第2話 美容師になるのって結構大変かも…

 オリエンテーションで聞いた話によると、美容師になるには、美容学校で規定時間の授業を受けて、かつ国家試験に合格しなければならないらしい。その国家試験は筆記と実技があるらしい。

 しかも、しかも、物理化学とかあるらしい…。物理数学大の苦手の完全に文系なのに…物理化学なんて高校卒業したらもう一生関わることないと思っていたのに…。


「え、美容師ナメてたかも…物理とかあるなんて結構難しそうじゃん…。」


千枝理の他にもそう思った生徒がたくさんいた様で、皆、入学式の時のテンションは何処へやら、なんだか急に下を向いたり毛先をいじったりしている人もチラホラ見える。


 美容学校で受ける授業は、国家試験に出る必修科目と、学校独自のカラーが出る選択必修科目というのがあるらしい。進路希望の時に色々調べた学校の特徴は、この選択必修とやらのことみたいだ。海外の美容やトレンドを学ぶ学校もあれば、ド派手なファッションショーを開催するところもある。

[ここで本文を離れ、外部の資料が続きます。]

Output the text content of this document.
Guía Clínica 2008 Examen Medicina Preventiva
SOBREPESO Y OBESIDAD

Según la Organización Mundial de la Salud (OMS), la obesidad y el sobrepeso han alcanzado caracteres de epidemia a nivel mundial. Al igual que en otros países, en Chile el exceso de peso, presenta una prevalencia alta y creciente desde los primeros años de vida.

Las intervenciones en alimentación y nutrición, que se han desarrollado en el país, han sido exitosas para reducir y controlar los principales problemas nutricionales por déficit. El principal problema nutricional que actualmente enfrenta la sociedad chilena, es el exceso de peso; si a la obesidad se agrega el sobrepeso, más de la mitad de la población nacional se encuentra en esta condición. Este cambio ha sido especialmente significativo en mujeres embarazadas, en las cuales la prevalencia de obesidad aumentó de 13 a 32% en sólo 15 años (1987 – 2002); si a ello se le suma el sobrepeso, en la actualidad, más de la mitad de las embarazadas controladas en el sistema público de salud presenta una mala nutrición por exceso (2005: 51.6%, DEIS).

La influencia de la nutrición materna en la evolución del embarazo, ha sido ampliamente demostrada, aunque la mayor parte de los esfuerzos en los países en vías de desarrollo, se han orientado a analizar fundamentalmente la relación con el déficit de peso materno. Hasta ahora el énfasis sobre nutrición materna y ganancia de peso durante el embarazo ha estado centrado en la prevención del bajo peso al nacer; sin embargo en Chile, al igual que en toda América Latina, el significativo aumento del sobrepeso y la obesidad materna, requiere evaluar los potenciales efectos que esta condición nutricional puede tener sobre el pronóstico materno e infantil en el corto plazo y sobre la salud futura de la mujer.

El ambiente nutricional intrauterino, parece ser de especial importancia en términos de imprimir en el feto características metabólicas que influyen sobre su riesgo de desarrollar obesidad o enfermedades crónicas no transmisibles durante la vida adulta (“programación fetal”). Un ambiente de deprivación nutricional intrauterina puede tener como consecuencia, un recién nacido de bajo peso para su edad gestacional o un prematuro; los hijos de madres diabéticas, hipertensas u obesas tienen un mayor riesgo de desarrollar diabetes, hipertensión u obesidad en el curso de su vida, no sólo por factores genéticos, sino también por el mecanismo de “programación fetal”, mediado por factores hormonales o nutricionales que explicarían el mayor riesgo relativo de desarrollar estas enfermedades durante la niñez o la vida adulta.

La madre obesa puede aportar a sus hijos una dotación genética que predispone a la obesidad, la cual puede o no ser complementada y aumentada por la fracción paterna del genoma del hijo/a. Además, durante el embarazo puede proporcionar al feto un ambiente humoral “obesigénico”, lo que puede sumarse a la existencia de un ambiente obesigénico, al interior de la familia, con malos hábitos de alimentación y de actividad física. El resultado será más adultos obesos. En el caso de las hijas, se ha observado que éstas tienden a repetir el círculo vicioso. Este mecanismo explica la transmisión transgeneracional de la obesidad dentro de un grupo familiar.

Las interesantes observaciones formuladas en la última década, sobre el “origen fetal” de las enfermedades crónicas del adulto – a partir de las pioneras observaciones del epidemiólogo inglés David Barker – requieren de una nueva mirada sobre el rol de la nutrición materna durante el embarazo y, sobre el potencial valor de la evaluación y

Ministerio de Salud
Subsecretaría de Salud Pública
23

 千枝理の選んだ学校は、美容師資格を取得しながら、短大の卒業資格も得られるというタイプの学校で、技術者でありながら経営者を目指す、というコピーでここのところ人気があった。「美容師って給料安いんでしょ」「お店出してもみんなすぐ潰れちゃうだろ」などという保護者の懸念の払拭ふっしょくをかなり意識した運営方針の様だ。美容師になりたい、と言って反対された子でもここならなんとか許してもらえたパターンも多いらしい。そして、千枝理もその一人だった。